Thomas J. Silhavy

Princeton University


Primary Section: 44, Microbial Biology
Secondary Section: 26, Genetics
Membership Type:
Member (elected 2005)

Biosketch

Thomas J. Silhavy is the Warner-Lambert Parke-Davis Professor of Molecular Biology at Princeton University. Silhavy is a bacterial geneticist who has made fundamental contributions to several different fields. He is best known for his work on protein secretion, membrane biogenesis, and signal transduction. Using Escherichia coli as a model system, his lab was the first to isolate signal sequence mutations, to identify a component of cellular protein secretion machinery, and an integral membrane component of the outer membrane assembly machinery. His lab was also the first to identify and characterize a two-component regulatory system.

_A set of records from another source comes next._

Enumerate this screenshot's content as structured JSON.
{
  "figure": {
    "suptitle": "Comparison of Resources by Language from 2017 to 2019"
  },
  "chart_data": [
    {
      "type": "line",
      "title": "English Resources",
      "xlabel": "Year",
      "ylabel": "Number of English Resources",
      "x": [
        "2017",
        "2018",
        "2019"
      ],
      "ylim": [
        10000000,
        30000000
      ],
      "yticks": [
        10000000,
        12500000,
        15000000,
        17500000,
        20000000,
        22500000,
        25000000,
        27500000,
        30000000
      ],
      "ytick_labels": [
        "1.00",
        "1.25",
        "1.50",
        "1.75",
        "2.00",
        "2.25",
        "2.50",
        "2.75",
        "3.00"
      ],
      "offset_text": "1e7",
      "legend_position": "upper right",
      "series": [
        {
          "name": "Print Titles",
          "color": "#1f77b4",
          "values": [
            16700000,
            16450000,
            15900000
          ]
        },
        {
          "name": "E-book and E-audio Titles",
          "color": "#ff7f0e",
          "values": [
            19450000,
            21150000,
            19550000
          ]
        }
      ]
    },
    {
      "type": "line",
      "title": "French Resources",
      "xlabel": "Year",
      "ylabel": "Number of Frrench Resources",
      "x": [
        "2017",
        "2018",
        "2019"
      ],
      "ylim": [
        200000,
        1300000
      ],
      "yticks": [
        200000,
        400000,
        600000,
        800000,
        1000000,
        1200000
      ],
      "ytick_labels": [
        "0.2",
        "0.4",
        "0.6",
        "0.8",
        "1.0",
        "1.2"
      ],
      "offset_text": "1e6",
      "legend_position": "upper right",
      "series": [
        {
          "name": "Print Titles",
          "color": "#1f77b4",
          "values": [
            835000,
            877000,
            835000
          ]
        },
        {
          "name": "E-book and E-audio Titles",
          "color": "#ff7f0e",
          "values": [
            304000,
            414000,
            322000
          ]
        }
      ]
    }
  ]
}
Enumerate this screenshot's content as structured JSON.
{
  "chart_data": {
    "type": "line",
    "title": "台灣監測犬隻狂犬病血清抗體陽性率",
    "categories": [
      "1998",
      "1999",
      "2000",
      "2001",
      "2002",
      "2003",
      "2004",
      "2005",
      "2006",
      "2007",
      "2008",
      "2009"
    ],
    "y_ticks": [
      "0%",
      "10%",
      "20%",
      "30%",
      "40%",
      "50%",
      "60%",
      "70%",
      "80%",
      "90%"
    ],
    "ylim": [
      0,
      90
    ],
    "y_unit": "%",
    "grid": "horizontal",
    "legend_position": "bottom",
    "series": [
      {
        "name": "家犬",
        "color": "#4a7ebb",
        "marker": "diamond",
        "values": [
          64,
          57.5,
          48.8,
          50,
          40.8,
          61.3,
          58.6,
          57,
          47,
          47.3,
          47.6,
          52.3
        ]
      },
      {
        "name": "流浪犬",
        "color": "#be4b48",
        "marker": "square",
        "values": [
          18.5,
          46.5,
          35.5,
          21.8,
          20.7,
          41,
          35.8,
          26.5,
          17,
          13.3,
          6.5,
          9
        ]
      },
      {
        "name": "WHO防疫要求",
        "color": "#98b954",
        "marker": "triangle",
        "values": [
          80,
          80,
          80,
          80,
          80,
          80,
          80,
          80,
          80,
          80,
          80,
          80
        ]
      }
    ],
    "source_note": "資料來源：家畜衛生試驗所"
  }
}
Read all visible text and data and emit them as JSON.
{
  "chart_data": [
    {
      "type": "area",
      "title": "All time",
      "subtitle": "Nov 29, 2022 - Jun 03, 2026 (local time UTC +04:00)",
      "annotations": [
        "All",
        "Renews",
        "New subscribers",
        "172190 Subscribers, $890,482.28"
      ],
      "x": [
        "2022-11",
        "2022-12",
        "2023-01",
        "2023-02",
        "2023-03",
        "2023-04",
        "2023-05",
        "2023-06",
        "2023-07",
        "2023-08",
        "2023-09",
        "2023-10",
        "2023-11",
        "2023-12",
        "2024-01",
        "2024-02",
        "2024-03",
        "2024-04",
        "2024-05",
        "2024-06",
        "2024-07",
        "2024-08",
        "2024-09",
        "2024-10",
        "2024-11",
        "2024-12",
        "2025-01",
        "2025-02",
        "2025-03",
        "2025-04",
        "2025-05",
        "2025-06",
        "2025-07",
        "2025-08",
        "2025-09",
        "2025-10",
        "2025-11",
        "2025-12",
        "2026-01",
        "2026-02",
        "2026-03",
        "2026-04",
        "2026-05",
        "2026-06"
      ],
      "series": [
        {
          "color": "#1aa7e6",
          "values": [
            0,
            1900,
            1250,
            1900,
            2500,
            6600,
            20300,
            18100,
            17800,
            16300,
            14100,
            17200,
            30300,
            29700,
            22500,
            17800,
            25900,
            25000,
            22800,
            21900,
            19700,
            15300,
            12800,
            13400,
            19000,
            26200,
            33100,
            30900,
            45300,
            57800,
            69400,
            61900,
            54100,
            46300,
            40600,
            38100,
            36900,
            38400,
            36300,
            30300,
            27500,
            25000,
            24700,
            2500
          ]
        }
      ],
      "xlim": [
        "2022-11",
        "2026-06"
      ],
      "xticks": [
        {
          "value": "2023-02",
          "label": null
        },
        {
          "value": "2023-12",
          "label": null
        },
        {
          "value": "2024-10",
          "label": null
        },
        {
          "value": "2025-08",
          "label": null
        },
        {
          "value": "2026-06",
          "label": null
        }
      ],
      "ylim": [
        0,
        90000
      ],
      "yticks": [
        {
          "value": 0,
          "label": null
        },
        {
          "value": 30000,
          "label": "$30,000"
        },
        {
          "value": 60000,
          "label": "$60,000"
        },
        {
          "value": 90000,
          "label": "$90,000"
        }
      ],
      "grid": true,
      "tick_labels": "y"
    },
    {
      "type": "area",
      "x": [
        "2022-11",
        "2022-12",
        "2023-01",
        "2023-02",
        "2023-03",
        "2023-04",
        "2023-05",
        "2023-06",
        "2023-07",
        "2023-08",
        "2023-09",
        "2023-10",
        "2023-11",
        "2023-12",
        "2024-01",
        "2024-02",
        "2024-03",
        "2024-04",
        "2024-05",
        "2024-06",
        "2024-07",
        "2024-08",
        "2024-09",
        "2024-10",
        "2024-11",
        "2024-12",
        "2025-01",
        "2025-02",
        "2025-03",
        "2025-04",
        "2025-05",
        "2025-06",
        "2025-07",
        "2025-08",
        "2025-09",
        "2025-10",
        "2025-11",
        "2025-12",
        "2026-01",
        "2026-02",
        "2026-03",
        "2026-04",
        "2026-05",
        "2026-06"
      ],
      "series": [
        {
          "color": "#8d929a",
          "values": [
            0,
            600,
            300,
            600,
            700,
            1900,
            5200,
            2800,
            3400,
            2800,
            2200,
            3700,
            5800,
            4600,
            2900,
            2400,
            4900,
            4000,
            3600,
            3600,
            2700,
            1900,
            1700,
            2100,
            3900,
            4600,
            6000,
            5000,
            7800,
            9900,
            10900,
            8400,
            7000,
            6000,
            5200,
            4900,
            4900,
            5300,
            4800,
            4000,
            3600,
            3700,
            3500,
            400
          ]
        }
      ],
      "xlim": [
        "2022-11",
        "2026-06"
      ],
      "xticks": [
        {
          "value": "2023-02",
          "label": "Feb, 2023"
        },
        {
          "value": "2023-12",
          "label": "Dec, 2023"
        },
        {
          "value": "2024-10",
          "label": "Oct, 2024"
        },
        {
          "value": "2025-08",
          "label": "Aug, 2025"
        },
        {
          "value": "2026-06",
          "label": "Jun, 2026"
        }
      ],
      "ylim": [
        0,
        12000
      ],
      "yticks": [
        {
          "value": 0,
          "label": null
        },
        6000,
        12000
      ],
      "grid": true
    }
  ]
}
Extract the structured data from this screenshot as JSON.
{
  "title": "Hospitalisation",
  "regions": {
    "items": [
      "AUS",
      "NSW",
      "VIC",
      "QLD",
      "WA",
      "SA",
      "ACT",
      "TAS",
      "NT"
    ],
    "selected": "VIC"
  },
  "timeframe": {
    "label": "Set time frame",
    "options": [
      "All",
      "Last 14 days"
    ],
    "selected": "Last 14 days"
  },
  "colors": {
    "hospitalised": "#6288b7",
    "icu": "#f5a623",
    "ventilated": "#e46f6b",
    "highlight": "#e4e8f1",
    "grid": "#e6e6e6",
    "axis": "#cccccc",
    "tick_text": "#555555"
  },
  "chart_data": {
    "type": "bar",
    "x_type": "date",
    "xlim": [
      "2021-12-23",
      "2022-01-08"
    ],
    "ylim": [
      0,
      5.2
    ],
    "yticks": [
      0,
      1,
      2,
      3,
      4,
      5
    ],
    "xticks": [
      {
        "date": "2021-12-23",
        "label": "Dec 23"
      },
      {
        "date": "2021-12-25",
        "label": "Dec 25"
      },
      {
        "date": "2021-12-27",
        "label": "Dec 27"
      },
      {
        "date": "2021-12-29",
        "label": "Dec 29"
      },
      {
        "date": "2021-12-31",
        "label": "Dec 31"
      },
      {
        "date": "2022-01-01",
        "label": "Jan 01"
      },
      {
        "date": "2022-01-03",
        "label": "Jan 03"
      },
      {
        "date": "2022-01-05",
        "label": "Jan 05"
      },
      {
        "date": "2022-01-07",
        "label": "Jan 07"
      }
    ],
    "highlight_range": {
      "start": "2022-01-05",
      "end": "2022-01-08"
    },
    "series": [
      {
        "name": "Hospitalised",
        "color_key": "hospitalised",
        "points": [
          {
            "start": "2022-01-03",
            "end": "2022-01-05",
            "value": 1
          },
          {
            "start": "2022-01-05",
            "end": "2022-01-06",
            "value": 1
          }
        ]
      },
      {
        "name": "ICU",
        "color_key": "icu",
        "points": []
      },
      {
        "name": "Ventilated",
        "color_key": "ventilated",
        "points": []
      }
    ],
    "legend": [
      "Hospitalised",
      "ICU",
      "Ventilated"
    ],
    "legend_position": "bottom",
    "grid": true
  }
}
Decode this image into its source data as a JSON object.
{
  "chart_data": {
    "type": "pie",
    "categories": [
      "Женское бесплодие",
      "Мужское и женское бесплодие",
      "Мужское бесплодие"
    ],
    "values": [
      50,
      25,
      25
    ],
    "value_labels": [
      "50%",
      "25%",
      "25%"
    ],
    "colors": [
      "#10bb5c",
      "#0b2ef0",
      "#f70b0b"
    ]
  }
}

Silhavy received his BS in Pharmacy (summa cum laude, 1971) from Ferris State College and his MS (1974) and PhD (1975) in Biological Chemistry from Harvard University. As a graduate student with Winfried Boos, he helped characterize the role of periplasmic binding proteins in sugar transport. As a postdoctoral fellow with Jonathan Beckwith at Harvard Medical School he helped establish gene fusions as an experimental tool. He was an Instructor at Harvard Medical School for two years, and he worked at the NCI Frederick Cancer Research Facility for five years before coming to Princeton in 1984 as a founding member of the Department of Molecular Biology.

Research Interests

Gram-negative bacteria, such as Escherichia coli, have four distinct subcellular locations: the cytoplasm, inner membrane (IM), periplasm, and outer membrane (OM). The noncytoplasmic compartments are collectively termed the cell envelope. We wish to understand cellular assembly, in particular, the process of OM biogenesis. The OM is an asymmetric lipid bilayer containing phospholipids (PLs) in the inner leaflet and lipopolysaccharide (LPS) in the outer leaflet. Membrane spanning outer membrane proteins (OMPs) typically assume a beta-barrel conformation. All OM components are synthesized in the cytoplasm or the IM and therefore, OM biogenesis requires the transport of these molecules across the cell envelope for assembly at their final cellular location on the other side of the peptidoglycan cell wall. We have used a combination of genetics, biochemistry, and bioinformatics to identify the cellular machinery required for the assembly of OMPs and LPS in the OM and current effort in the lab is directed towards understanding how these machines function in molecular terms, identifying the cellular components required for PL transport to the OM, and how the various envelope stress responses maintain cell integrity.